La sécurité est généralement bonne aux doses alimentaires normales et aux doses complémentaires étudiées, mais le nitrate ne doit pas être considéré comme dénué d’effet pharmacologique. Les personnes qui prennent des médicaments contre l’hypertension, des dérivés nitrés contre l’angine de poitrine ou des médicaments ayant un effet important sur le tonus vasculaire doivent consulter un professionnel de santé avant d’utiliser des produits concentrés, car leurs effets combinés pourraient faire excessivement baisser la tension artérielle. Les personnes sujettes aux calculs rénaux d’oxalate de calcium peuvent également devoir tenir compte de la teneur en oxalates des produits à base de betterave, selon leur forme et l’alimentation globale. La crainte historique selon laquelle les légumes riches en nitrates seraient intrinsèquement dangereux ne tient pas non plus compte du contexte : les légumes apportent de la vitamine C et des polyphénols qui influencent la chimie des nitrates, et une consommation accrue de légumes est systématiquement associée à une meilleure santé cardiovasculaire. Les viandes transformées ne sont pas physiologiquement équivalentes aux épinards simplement parce que les deux peuvent contenir des nitrates ou des nitrites.
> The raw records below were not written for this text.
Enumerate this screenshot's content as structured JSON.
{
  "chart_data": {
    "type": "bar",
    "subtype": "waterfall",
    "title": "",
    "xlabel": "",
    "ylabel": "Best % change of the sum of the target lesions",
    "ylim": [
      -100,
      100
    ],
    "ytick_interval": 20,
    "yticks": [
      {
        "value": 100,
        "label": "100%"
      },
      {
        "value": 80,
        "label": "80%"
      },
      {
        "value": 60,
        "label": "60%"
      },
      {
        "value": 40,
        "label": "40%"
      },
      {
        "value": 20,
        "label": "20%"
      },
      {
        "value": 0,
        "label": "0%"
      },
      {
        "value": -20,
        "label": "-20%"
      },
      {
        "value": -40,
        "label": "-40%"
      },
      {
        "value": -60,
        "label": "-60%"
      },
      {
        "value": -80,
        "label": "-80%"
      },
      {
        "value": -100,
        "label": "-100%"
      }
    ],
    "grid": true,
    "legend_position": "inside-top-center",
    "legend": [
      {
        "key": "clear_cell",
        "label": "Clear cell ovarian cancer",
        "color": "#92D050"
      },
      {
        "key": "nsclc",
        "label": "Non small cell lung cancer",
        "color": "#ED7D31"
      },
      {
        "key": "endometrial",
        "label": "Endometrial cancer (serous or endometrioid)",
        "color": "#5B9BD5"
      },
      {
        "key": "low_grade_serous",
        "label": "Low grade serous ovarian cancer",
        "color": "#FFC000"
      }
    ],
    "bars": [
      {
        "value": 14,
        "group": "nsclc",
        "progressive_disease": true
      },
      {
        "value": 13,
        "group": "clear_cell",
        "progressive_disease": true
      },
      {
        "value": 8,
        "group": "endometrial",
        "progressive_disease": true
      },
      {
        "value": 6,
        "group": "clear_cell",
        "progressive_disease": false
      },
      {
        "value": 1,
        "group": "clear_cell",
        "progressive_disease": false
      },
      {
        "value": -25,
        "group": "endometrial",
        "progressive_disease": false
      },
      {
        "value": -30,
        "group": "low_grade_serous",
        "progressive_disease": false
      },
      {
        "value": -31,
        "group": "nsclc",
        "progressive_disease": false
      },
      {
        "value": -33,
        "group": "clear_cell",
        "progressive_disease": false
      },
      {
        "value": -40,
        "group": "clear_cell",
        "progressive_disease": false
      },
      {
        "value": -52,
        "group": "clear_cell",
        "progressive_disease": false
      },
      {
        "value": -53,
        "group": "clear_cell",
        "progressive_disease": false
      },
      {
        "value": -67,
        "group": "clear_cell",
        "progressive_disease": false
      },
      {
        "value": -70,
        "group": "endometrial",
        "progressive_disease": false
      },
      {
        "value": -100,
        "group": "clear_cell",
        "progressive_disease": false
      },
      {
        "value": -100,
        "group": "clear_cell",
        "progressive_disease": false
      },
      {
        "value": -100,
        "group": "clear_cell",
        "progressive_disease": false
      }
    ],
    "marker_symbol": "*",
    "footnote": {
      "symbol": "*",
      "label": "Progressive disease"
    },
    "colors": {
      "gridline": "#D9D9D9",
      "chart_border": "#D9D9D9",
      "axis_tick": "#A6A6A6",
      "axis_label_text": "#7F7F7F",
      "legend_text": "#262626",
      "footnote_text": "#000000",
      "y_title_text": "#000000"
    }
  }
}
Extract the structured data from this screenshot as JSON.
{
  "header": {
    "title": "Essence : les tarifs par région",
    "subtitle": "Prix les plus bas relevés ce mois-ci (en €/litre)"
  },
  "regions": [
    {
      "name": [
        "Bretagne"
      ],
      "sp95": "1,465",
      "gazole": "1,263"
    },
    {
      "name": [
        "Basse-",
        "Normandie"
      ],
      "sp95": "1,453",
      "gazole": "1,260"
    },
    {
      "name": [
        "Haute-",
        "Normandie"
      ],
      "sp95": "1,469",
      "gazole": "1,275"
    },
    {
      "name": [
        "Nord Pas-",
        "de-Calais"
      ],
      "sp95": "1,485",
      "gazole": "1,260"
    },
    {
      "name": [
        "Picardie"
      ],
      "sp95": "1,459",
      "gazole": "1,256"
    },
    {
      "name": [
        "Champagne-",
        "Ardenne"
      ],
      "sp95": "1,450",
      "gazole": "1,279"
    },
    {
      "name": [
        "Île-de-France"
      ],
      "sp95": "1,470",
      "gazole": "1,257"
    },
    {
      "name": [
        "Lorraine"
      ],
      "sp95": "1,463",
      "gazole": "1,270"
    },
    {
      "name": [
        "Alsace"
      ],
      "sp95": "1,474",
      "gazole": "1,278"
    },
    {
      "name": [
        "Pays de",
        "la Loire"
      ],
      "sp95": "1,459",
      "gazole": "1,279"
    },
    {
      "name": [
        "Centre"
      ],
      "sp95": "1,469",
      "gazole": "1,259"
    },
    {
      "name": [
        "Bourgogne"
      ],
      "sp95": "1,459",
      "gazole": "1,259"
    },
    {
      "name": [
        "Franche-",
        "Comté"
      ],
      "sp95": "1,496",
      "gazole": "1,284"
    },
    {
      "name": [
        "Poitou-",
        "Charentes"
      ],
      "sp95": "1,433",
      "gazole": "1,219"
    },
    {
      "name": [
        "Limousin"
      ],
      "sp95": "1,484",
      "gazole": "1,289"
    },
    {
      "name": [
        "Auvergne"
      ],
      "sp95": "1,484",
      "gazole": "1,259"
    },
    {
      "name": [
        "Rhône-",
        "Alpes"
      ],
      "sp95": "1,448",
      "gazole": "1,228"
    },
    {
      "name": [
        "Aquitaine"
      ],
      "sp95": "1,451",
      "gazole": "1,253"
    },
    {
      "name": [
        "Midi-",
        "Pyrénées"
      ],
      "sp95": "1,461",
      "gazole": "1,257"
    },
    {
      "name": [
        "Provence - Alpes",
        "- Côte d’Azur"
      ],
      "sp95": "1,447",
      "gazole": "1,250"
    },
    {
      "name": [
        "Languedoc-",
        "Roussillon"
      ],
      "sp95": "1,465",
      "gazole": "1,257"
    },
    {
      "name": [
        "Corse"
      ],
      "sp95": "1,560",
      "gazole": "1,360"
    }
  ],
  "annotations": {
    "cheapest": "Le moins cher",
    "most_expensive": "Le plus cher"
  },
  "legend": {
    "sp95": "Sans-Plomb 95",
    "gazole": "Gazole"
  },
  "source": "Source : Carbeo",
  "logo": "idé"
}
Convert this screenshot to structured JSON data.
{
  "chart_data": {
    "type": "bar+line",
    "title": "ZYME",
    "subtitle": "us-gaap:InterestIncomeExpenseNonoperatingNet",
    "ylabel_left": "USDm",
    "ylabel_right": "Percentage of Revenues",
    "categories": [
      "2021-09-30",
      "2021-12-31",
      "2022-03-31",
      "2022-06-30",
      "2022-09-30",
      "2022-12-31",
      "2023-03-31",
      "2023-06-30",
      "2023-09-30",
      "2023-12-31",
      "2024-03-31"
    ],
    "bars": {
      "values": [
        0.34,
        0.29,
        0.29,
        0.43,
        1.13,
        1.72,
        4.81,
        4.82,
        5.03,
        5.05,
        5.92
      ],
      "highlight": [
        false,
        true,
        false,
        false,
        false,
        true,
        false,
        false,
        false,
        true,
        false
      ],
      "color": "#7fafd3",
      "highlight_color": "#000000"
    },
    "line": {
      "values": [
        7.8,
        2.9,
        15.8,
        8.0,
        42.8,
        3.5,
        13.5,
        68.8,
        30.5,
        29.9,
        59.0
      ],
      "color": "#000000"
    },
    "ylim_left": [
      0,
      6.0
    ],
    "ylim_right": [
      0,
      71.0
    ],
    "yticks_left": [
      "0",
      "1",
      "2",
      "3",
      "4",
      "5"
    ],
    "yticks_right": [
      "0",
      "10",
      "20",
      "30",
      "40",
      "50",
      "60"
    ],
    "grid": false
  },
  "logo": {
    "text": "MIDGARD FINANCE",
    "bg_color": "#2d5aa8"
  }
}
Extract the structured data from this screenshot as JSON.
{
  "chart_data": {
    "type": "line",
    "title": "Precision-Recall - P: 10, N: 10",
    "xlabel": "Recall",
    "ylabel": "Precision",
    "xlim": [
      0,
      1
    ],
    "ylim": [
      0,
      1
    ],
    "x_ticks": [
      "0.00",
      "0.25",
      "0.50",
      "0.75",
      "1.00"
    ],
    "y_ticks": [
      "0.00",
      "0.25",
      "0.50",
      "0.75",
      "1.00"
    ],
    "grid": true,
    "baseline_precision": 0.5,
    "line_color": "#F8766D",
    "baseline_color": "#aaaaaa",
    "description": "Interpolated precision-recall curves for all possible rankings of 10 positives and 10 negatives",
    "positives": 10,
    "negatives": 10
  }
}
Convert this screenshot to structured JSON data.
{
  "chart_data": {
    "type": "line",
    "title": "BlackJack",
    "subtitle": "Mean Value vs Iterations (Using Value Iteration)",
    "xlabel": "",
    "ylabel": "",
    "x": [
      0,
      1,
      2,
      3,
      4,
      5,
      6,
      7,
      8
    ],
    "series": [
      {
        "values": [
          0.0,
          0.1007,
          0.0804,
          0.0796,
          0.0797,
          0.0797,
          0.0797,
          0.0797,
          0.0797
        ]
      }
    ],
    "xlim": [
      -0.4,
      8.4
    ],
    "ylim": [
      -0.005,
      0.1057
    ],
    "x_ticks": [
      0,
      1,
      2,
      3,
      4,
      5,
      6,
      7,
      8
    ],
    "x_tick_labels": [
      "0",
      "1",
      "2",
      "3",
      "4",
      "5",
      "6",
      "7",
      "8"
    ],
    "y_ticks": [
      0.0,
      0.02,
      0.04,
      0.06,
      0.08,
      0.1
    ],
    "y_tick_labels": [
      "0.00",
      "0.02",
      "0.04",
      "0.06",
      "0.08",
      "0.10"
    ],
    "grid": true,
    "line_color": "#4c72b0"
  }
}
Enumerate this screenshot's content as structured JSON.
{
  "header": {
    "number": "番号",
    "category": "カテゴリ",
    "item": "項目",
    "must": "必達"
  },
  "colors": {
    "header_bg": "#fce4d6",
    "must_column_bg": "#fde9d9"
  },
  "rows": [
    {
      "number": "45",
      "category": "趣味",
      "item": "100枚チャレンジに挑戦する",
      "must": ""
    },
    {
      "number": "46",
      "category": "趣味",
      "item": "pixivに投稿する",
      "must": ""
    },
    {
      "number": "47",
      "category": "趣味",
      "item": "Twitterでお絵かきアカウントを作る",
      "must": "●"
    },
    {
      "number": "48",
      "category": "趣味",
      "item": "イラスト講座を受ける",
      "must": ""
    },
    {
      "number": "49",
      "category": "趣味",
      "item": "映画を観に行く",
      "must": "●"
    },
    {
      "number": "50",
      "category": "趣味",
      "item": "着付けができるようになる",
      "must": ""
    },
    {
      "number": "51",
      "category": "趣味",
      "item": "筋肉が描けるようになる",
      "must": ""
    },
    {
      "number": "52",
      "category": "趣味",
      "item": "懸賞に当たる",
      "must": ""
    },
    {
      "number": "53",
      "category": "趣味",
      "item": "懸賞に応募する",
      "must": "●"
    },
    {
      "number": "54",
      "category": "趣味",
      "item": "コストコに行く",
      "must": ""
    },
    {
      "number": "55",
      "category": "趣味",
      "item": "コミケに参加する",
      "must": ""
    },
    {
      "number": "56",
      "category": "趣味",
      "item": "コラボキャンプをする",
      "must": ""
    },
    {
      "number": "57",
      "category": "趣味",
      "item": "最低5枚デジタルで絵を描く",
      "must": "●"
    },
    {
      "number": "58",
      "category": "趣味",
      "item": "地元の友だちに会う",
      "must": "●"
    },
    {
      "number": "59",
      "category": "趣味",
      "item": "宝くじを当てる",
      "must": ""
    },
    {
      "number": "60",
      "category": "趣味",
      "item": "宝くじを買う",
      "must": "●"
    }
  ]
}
Considérez la betterave comme une aide à la performance modeste et testable, plutôt que comme un raccourci. Choisissez un produit qui indique sa teneur en nitrates, visez une dose étudiée d’environ 300 à 560 milligrammes, prenez-la environ deux à trois heures avant la séance visée et évitez les bains de bouche antibactériens autour de ce créneau. Testez-la à l’entraînement avec la même dose et au même moment que ceux prévus en compétition, puis comparez l’allure, la puissance, la fréquence cardiaque, l’effort perçu et le confort gastro-intestinal entre des séances similaires. Ne la conservez que si le bénéfice est reproductible. La condition physique, la disponibilité des glucides, le sommeil et la gestion de l’allure détermineront toujours une part bien plus importante de votre résultat que n’importe quel shot rouge.